Op Pra Pa festival in Central Highlands

The M’Nong ethnic minorities in the Central Highlands do not celebrate Tet at the beginning of lunar January but sometime in the middle of lunar December.

Man playing gong to welcome New Year in the Central Highlands (Photo: SGGP)

They ring in the New Year with the Op Pra Pa festival which is the M’Nong’s biggest event of the year and usually takes place when the red Kao gur flowers blossom in the mountains, the Ho-top birds begin to chirp, the Bo Lang trees in the home yards bud and the rice harvesting has been completed.

The festival does not take place on any fixed day but depends entirely on the village patriarch who decides on the day in consultation with other villagers.

The scale of the Tet celebrations depends each year on the scale of the harvest of crops during the year.

The households harvesting over 100 backpacks of rice normally get the honor of slaughtering a cow or buffalo for worship to the Gods. Whilst, those harvesting less than 100 backpacks (1 backpack of rice is 25 kilograms) will get the honor of slaughtering chickens or pigs.

Preparations for the Op Pra Pa festival starts with young men of the village going to hunt wild beasts in the forest. If they kill small animals like fox or java mouse-deer they keep the meat for their own homes but if they kill a larger animal like wild boar or deer, they are expected to share this with the entire village.

The festival is incomplete without Ruou Can, a wine drunk out of a jar through pipes. Villagers begin to prepare the wine a few months ahead of Tet. They love to have wine feasts and play the gongs all night.

The M’Nong people celebrate Tet without marking a calendar. After the annual harvest season they know that a year has passed and it is time for Tet festivities.

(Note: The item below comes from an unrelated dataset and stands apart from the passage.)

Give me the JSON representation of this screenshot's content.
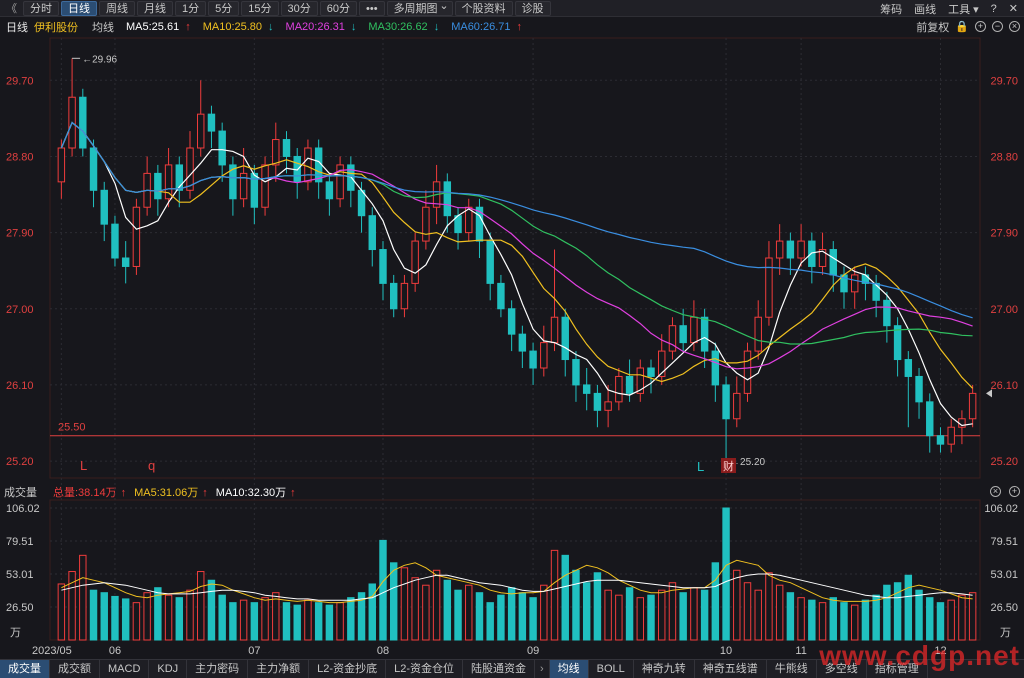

To commemorate the festival, the village patriarch walks the mountain terrain playing a wind instrument called O Let used only during the festival to invite the Rice God and other gods and ancestors to attend the festival.

After slaughtering chicken and livestock for worship, people dip a bamboo stick in the blood of the animal and draw symbols on their altar, in the kitchen, on doorsteps, on the columns of their homes, in rice barns and on the Bo Lang tree root in front of each house.

While drawing symbols of squares, circles, crosses and triangles with blood, they spray some blood towards heaven wishing for a prosperous new year and a bumper harvest.

The Tet feast usually consists of grilled meat and fish accompanied with Lam Rice cooked in bamboo-tubes. They also enjoy a Canh Thut soup, cooked in young bamboo-tubes stirred with a stick in an up and down movement.

Op Pra Pa festival is also a chance for young people to declare their love to one another. Each couple meets under the shade of the Bo Lang or Konia tree expressing their love by playing wind music on the O Vao flute.

During the US invasion, revolutionary soldiers and the M’Nong people lived together and this was how the M’Nong people gradually understood the traditional New Year festival of the Viet people.

Every year, after celebrating the Op Pra Pa festival, several M’Nong living near the army garrisons take chicken, vegetables and fruits to soldiers living away from home and unable to celebrate New Year with their families.